Block Ads and Tracking With Pi-Hole

A 2020 look at the free home network solution.

Andrew Selig
4 min readJun 22, 2020
Raspberry Pi 4 with heatsinks haphazardly attached.

One of the items that has been on my list to implement as part of my 2020 commitment to taking back my digital self has been experimenting with Pi-Hole on a Raspberry Pi. This accomplishes two goals at the same time: one to deploy a local DNS server that reduces ads and malvertising, and the other to have a reason to play with the popular small form factor of the Raspberry Pi.

The first goal is the most important. As you browse the Internet, advertising companies build detailed profiles of how they can separate you from your money through the use of vast ad networks. When you simply request CNN.com, you’re really being served up ad and tracking networks with the names of Outbrain, Summerhamster, and Optimizely. As these networks are so pervasive, miscreants will use them to direct your browser to pull down malware while you are visiting a legitimate site. Both instances are annoying and something worth taking a swing at blocking.

Pi-Hole acts as a DNS resolver for your home network, so that when you type in CNN.com, your computer can translate that to an IP address so that it can request the news you’re looking for. Pi-Hole blocks traffic to ad domains so that the objects in these pages simply don’t load.

There is an argument for not blocking this type of traffic; that if the Internet runs on advertisements, which it does, the largest impact to running an ablocker is limiting the amount of money small content creators can earn through monetizing their sites. While I understand this line of thinking, the way these ad networks operate constantly put users at risk for contracting malware from pages unrelated to their original browsing sessions.

Procure a Pi

This is the easiest, although it might seem the most daunting of the steps. The Pi is famous for being an entire computer on one credit card sized circuit board. They can be used for all sorts of projects, and there are plenty of great sources (Reddit, The MagPi) that can help you out with anything you need along the way.

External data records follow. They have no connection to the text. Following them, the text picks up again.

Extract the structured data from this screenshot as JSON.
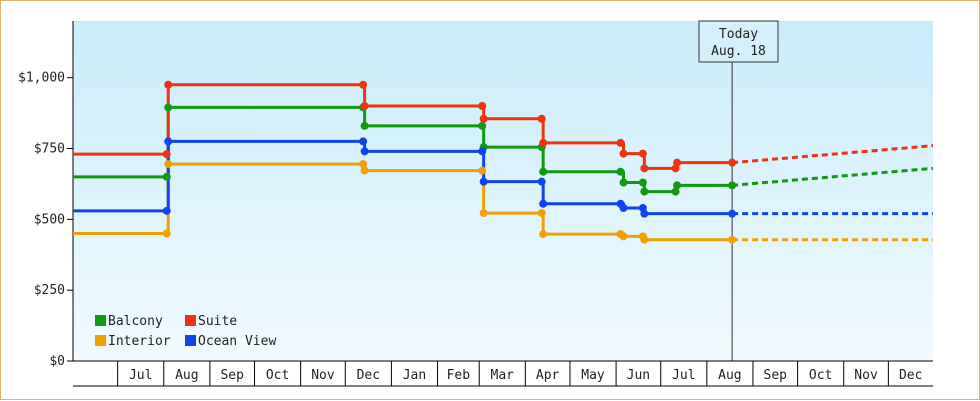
{
  "chart_data": {
    "type": "line",
    "step": true,
    "title": "",
    "xlabel": "",
    "ylabel": "",
    "ylim": [
      0,
      1200
    ],
    "yticks": [
      0,
      250,
      500,
      750,
      1000
    ],
    "ytick_labels": [
      "$0",
      "$250",
      "$500",
      "$750",
      "$1,000"
    ],
    "x_range": [
      "2022-06-01",
      "2023-12-31"
    ],
    "x_month_labels": [
      {
        "label": "Jul",
        "start": "2022-07-01",
        "end": "2022-08-01"
      },
      {
        "label": "Aug",
        "start": "2022-08-01",
        "end": "2022-09-01"
      },
      {
        "label": "Sep",
        "start": "2022-09-01",
        "end": "2022-10-01"
      },
      {
        "label": "Oct",
        "start": "2022-10-01",
        "end": "2022-11-01"
      },
      {
        "label": "Nov",
        "start": "2022-11-01",
        "end": "2022-12-01"
      },
      {
        "label": "Dec",
        "start": "2022-12-01",
        "end": "2023-01-01"
      },
      {
        "label": "Jan",
        "start": "2023-01-01",
        "end": "2023-02-01"
      },
      {
        "label": "Feb",
        "start": "2023-02-01",
        "end": "2023-03-01"
      },
      {
        "label": "Mar",
        "start": "2023-03-01",
        "end": "2023-04-01"
      },
      {
        "label": "Apr",
        "start": "2023-04-01",
        "end": "2023-05-01"
      },
      {
        "label": "May",
        "start": "2023-05-01",
        "end": "2023-06-01"
      },
      {
        "label": "Jun",
        "start": "2023-06-01",
        "end": "2023-07-01"
      },
      {
        "label": "Jul",
        "start": "2023-07-01",
        "end": "2023-08-01"
      },
      {
        "label": "Aug",
        "start": "2023-08-01",
        "end": "2023-09-01"
      },
      {
        "label": "Sep",
        "start": "2023-09-01",
        "end": "2023-10-01"
      },
      {
        "label": "Oct",
        "start": "2023-10-01",
        "end": "2023-11-01"
      },
      {
        "label": "Nov",
        "start": "2023-11-01",
        "end": "2023-12-01"
      },
      {
        "label": "Dec",
        "start": "2023-12-01",
        "end": "2023-12-31"
      }
    ],
    "today": {
      "date": "2023-08-18",
      "label_line1": "Today",
      "label_line2": "Aug. 18"
    },
    "grid": false,
    "legend": {
      "position": "bottom-left"
    },
    "projection_end": {
      "date": "2023-12-31"
    },
    "series": [
      {
        "name": "Balcony",
        "color": "#119911",
        "points": [
          {
            "x": "2022-06-01",
            "y": 650
          },
          {
            "x": "2022-08-03",
            "y": 650
          },
          {
            "x": "2022-08-04",
            "y": 895
          },
          {
            "x": "2022-12-13",
            "y": 895
          },
          {
            "x": "2022-12-14",
            "y": 830
          },
          {
            "x": "2023-03-03",
            "y": 830
          },
          {
            "x": "2023-03-04",
            "y": 755
          },
          {
            "x": "2023-04-12",
            "y": 755
          },
          {
            "x": "2023-04-13",
            "y": 668
          },
          {
            "x": "2023-06-04",
            "y": 668
          },
          {
            "x": "2023-06-06",
            "y": 630
          },
          {
            "x": "2023-06-19",
            "y": 630
          },
          {
            "x": "2023-06-20",
            "y": 598
          },
          {
            "x": "2023-07-11",
            "y": 598
          },
          {
            "x": "2023-07-12",
            "y": 620
          },
          {
            "x": "2023-08-18",
            "y": 620
          }
        ],
        "projection_end_y": 680
      },
      {
        "name": "Suite",
        "color": "#ee3311",
        "points": [
          {
            "x": "2022-06-01",
            "y": 730
          },
          {
            "x": "2022-08-03",
            "y": 730
          },
          {
            "x": "2022-08-04",
            "y": 975
          },
          {
            "x": "2022-12-13",
            "y": 975
          },
          {
            "x": "2022-12-14",
            "y": 900
          },
          {
            "x": "2023-03-03",
            "y": 900
          },
          {
            "x": "2023-03-04",
            "y": 855
          },
          {
            "x": "2023-04-12",
            "y": 855
          },
          {
            "x": "2023-04-13",
            "y": 770
          },
          {
            "x": "2023-06-04",
            "y": 770
          },
          {
            "x": "2023-06-06",
            "y": 732
          },
          {
            "x": "2023-06-19",
            "y": 732
          },
          {
            "x": "2023-06-20",
            "y": 680
          },
          {
            "x": "2023-07-11",
            "y": 680
          },
          {
            "x": "2023-07-12",
            "y": 700
          },
          {
            "x": "2023-08-18",
            "y": 700
          }
        ],
        "projection_end_y": 760
      },
      {
        "name": "Interior",
        "color": "#f0a000",
        "points": [
          {
            "x": "2022-06-01",
            "y": 450
          },
          {
            "x": "2022-08-03",
            "y": 450
          },
          {
            "x": "2022-08-04",
            "y": 695
          },
          {
            "x": "2022-12-13",
            "y": 695
          },
          {
            "x": "2022-12-14",
            "y": 672
          },
          {
            "x": "2023-03-03",
            "y": 672
          },
          {
            "x": "2023-03-04",
            "y": 522
          },
          {
            "x": "2023-04-12",
            "y": 522
          },
          {
            "x": "2023-04-13",
            "y": 448
          },
          {
            "x": "2023-06-04",
            "y": 448
          },
          {
            "x": "2023-06-06",
            "y": 440
          },
          {
            "x": "2023-06-19",
            "y": 440
          },
          {
            "x": "2023-06-20",
            "y": 428
          },
          {
            "x": "2023-08-18",
            "y": 428
          }
        ],
        "projection_end_y": 428
      },
      {
        "name": "Ocean View",
        "color": "#1144ee",
        "points": [
          {
            "x": "2022-06-01",
            "y": 530
          },
          {
            "x": "2022-08-03",
            "y": 530
          },
          {
            "x": "2022-08-04",
            "y": 775
          },
          {
            "x": "2022-12-13",
            "y": 775
          },
          {
            "x": "2022-12-14",
            "y": 740
          },
          {
            "x": "2023-03-03",
            "y": 740
          },
          {
            "x": "2023-03-04",
            "y": 633
          },
          {
            "x": "2023-04-12",
            "y": 633
          },
          {
            "x": "2023-04-13",
            "y": 555
          },
          {
            "x": "2023-06-04",
            "y": 555
          },
          {
            "x": "2023-06-06",
            "y": 540
          },
          {
            "x": "2023-06-19",
            "y": 540
          },
          {
            "x": "2023-06-20",
            "y": 520
          },
          {
            "x": "2023-08-18",
            "y": 520
          }
        ],
        "projection_end_y": 520
      }
    ]
  }
}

I went for a Raspberry Pi 4 (4GB) for this, and while it is overkill for Pi-Hole, I wanted hardware (4GB RAM) and adapters (USB-C, HDMI, USB, and Ethernet) I was more comfortable with. It also allows me to add more utilities and applications than just Pi-Hole. Making it even simpler, I paid for the CanaKit all-in-one, so that I went from an Amazon package to a running OS in about 15 minutes.

Boot Up Pi-Hole

With your RPi up and running, the install of Pi-Hole could not be easier on a Linux system. Switch your user to root, and run the one line statement from the Pi-Hole instructions GitHib page:

user@localhost$ sudo su -root@localhost# curl -sSL https://install.pi-hole.net | bash

During the installation, be sure to set a static IP for your device, something that is easy to remember.

Once you are able to log in and validate your Pi-Hole is up and running, update the DNS settings on your computer (or router’s DHCP server if you want to go all in right away) so that they point to your new DNS resolver. Be sure to add another public DNS resolver (OpenDNS: 208.67.222.222 and 208.67.220.220) in the event your Pi-Hole goes down so you don’t have problems browsing. Once updated, start browsing your favorite websites and monitor the stats in the Pi-Hole admin console.

Results over the past 24 hours

Your browser thanks you

I’ve been using it on my laptop and iPhone for the past couple of weeks and haven’t noticed much of a difference, either in a slowness of query speed (mine is still on wireless), or in the amount of broken webpages. It’s not in your face about it is improving your browsing, but I’ll take its word for it, and I’m happy with the results of 30–40% dropped requests.

So far, my steps towards limiting the amount of “me” data on the Internet has been a success, with no impact to my normal browsing, and a small hardware cost that will be put to good use for many more projects.